While Tod Browning's Dracula is not the definitive take on the most famous vampire of all time, it is possibly the most memorable one. This is not due to Browning's technical achievements or directorial wizardry, by ANY means. It is due to Bela Lugosi's career-defining portrayal of the title character. Born in what is now Lugoj, Romania, Lugosi brings to the part the flavor of his homeland, making him more believable as Dracula. This other-worldly aesthetic helped to make his performance what many consider the ultimate incarnation of Stoker's Dracula. Having played the Count in Hamilton Deane's Broadway version of Dracula, which started in 1927, Bela Lugosi was more than prepared for the role when it was time to commit it to film.
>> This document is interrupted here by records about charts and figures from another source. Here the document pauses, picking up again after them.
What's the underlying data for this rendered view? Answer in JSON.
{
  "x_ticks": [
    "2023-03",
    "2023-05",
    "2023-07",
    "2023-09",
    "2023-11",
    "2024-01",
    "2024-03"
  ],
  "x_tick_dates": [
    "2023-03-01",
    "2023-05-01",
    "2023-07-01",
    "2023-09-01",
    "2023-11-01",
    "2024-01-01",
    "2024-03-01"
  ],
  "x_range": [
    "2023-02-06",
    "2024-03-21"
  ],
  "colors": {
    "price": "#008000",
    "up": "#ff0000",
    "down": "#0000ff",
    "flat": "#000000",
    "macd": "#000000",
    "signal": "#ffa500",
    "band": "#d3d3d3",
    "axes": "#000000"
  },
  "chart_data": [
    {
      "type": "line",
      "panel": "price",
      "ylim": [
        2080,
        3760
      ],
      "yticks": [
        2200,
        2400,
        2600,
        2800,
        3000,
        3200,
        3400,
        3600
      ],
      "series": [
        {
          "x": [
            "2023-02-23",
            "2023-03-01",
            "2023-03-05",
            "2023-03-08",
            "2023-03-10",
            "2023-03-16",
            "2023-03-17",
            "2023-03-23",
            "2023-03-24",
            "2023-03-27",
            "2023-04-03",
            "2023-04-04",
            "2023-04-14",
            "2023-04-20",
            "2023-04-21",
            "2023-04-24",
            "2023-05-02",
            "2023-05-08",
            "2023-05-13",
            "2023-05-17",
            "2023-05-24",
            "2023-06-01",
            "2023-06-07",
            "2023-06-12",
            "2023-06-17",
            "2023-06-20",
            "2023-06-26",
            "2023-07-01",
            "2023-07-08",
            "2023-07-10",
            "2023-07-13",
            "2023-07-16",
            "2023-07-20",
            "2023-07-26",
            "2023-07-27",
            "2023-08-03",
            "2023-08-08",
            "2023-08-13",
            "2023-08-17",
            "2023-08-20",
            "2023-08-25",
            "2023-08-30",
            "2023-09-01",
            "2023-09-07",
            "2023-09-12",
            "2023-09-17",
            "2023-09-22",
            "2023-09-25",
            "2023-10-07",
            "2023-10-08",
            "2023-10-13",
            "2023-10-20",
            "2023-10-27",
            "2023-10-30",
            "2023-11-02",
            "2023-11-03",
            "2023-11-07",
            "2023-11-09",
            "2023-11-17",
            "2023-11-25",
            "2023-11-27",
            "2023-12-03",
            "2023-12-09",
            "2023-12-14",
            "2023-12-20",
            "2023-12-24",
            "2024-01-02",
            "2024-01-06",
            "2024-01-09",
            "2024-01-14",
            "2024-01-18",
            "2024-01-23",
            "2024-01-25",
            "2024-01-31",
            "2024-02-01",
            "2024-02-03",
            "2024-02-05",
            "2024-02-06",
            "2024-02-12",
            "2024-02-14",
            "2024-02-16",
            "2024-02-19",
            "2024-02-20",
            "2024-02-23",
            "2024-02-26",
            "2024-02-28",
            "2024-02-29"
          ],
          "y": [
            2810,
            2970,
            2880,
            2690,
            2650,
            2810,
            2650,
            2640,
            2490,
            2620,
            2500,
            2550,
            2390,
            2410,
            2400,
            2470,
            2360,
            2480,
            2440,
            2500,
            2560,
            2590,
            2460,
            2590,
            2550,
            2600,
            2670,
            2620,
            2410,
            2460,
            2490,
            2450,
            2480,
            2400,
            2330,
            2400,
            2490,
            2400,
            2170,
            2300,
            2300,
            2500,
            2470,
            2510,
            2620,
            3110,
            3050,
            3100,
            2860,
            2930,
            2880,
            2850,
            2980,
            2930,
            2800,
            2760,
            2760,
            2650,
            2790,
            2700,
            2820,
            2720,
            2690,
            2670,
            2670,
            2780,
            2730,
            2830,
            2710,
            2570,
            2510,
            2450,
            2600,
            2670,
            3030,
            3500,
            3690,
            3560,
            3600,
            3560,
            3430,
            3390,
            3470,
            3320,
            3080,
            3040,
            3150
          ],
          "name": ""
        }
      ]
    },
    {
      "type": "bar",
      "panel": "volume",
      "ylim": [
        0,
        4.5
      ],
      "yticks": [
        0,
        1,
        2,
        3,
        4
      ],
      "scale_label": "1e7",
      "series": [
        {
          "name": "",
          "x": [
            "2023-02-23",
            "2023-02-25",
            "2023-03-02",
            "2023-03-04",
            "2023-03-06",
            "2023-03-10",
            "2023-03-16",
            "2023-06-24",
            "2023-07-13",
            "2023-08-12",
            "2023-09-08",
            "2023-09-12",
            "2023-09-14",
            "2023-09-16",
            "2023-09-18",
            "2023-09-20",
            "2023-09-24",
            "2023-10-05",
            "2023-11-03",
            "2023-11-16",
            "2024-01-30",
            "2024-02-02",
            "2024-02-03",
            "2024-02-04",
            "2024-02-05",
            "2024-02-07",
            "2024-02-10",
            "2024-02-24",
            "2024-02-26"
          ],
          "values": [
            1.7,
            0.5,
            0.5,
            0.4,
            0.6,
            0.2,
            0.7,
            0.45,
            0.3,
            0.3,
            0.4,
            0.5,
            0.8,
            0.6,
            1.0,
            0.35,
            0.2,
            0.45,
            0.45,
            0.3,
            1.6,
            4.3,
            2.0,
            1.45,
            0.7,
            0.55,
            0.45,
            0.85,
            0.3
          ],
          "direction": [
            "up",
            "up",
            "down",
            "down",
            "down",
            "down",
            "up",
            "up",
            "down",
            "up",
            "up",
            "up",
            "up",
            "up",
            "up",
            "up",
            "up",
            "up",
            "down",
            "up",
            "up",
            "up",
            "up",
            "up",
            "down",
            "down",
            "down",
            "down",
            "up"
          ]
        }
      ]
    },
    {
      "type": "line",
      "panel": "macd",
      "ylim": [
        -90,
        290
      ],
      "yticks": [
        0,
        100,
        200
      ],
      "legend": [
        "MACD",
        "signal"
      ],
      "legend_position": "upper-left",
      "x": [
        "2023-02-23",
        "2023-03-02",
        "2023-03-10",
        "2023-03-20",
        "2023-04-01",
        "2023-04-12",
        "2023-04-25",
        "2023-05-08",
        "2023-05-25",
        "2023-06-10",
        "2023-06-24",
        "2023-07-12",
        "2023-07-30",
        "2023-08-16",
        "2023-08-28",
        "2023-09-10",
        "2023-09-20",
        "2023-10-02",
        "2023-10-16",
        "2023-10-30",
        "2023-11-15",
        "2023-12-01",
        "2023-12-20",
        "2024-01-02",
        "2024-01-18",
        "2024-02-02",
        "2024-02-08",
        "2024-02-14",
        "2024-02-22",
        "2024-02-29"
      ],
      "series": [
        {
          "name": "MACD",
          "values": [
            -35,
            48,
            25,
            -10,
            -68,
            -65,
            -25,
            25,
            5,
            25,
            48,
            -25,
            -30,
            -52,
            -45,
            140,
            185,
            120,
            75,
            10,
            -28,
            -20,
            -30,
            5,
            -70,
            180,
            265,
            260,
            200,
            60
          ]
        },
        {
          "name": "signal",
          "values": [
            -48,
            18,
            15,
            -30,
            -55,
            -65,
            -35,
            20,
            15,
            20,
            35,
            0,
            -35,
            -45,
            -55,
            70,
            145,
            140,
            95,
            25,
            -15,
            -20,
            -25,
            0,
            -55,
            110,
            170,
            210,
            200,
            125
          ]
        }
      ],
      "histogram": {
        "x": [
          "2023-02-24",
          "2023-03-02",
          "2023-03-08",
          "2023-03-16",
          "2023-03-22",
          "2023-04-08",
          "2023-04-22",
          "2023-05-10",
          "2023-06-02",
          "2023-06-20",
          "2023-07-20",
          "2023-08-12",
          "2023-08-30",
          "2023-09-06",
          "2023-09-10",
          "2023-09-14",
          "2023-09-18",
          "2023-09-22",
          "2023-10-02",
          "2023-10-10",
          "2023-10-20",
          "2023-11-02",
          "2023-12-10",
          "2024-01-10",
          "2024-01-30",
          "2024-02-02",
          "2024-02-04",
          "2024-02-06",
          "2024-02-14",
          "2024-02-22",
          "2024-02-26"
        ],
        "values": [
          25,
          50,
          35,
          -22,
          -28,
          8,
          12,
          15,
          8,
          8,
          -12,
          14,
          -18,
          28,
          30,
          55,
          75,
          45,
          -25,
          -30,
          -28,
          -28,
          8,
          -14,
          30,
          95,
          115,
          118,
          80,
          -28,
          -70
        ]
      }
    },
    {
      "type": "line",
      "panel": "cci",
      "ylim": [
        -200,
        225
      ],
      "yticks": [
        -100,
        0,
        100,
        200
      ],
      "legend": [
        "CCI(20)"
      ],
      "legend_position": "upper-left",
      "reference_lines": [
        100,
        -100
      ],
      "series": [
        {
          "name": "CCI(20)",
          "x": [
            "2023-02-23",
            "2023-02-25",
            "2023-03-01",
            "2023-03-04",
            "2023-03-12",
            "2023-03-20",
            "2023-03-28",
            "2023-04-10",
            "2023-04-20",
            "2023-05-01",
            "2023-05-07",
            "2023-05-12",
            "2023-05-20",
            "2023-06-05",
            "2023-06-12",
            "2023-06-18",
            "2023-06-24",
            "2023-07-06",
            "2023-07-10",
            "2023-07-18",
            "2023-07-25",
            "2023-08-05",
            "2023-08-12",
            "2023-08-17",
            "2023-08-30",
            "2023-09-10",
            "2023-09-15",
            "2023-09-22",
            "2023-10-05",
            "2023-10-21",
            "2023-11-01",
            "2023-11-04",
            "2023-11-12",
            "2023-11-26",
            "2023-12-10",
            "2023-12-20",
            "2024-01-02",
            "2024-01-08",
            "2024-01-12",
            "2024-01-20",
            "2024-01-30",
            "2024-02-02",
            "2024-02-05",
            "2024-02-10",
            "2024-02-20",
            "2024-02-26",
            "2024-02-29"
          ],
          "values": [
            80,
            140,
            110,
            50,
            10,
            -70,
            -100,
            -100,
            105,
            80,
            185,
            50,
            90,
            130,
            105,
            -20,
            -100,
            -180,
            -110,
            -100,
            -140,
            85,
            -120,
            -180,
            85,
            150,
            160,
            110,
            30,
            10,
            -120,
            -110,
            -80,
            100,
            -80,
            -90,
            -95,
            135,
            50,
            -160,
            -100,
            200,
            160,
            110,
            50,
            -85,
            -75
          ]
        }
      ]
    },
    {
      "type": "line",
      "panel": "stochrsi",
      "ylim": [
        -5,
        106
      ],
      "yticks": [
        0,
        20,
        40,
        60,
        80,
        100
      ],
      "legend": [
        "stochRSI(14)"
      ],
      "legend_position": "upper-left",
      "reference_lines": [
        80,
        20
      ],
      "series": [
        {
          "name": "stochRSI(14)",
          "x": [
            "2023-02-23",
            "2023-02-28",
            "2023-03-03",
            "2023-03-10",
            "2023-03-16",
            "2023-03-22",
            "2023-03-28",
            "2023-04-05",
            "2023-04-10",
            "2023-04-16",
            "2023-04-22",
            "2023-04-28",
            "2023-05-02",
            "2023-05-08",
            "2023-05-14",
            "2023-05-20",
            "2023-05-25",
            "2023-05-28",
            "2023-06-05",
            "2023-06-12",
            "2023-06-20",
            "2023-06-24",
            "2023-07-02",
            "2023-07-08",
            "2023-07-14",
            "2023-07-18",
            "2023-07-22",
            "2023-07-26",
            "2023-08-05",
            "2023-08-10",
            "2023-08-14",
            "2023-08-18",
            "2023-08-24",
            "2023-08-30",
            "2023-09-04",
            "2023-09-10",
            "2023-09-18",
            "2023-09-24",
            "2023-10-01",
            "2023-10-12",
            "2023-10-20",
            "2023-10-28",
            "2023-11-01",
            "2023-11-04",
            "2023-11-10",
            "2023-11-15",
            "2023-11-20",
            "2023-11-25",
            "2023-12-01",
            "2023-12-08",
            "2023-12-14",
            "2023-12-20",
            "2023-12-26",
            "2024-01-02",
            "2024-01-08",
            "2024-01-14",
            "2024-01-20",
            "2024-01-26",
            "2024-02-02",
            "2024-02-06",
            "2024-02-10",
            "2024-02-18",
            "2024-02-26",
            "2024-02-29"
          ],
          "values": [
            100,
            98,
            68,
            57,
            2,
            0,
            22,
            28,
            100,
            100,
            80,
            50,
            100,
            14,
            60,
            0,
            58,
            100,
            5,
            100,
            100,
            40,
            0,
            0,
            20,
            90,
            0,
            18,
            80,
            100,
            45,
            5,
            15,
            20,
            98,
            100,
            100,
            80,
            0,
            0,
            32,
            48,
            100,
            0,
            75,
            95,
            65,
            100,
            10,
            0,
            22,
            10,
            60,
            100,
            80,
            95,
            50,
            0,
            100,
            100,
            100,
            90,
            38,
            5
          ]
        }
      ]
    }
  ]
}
Still struggling with the English language, however, he had to learn his lines phonetically. European accent in tact, he was able to deliver such memorable lines as, "I bid you welcome," "Listen to them. Children of the night. What music they make," and, of course, "I am Dracula." His performance alone is reason enough to watch this monster movie classic. If only the rest of the film was as spectacular as Lugosi. Dwight Frye's Renfield, while perhaps a little too over-the-top, is still another highlight to the film, and even Edward Van Sloan's Van Helsing is enough to challenge the might of Count Dracula. The rest of the film is rather flat to me. Now, I know it was made in 1931, and that, at the time, it horrified audiences, but I still stand by my opinion that the overall movie pales in comparison to Bela Lugosi's performance. Everyone else just seemed to be going through the motions, and it seems especially evident while Helen Chandler and David Manners are on screen. They just aren't convincing. I'm not saying that their performances ruin the film. It is still a classic, and certainly worth a viewing, but if you are in the mood for a vampire movie that is worthy of Bram Stoker's name, look no further than F. W. Murnau's Nosferatu. It is much more convincing and even scarier than Tod Browning's Dracula, despite being nine years older and silent. All in all, though, one cannot overlook the stellar performance of Bela Lugosi in the role he was born to play!
For my money,the scariest movie ever.
I suppose we all have differing opinions on what is scary and what isn't.For my money though,this film tops my list.I have seen many a horror film,but few have made me shiver as this one did.The creepy silence virtually throughout the movie,coupled with Bela Lugosi's intimidating presence and Dwight Frye's chilling performance as Renfield(remember the eyes and the laughter?)give me chill bumps on top of chill bumps just thinking about it.Yes,the movie has flaws, but they are few and far between.Hey,it was 1931 after all,and movie making was still in it's infancy.I have seen the various opinions on this film,good and bad,and while it may not top a lot of people's list when it comes to scariest movie ever,it sure tops mine.Bone chilling!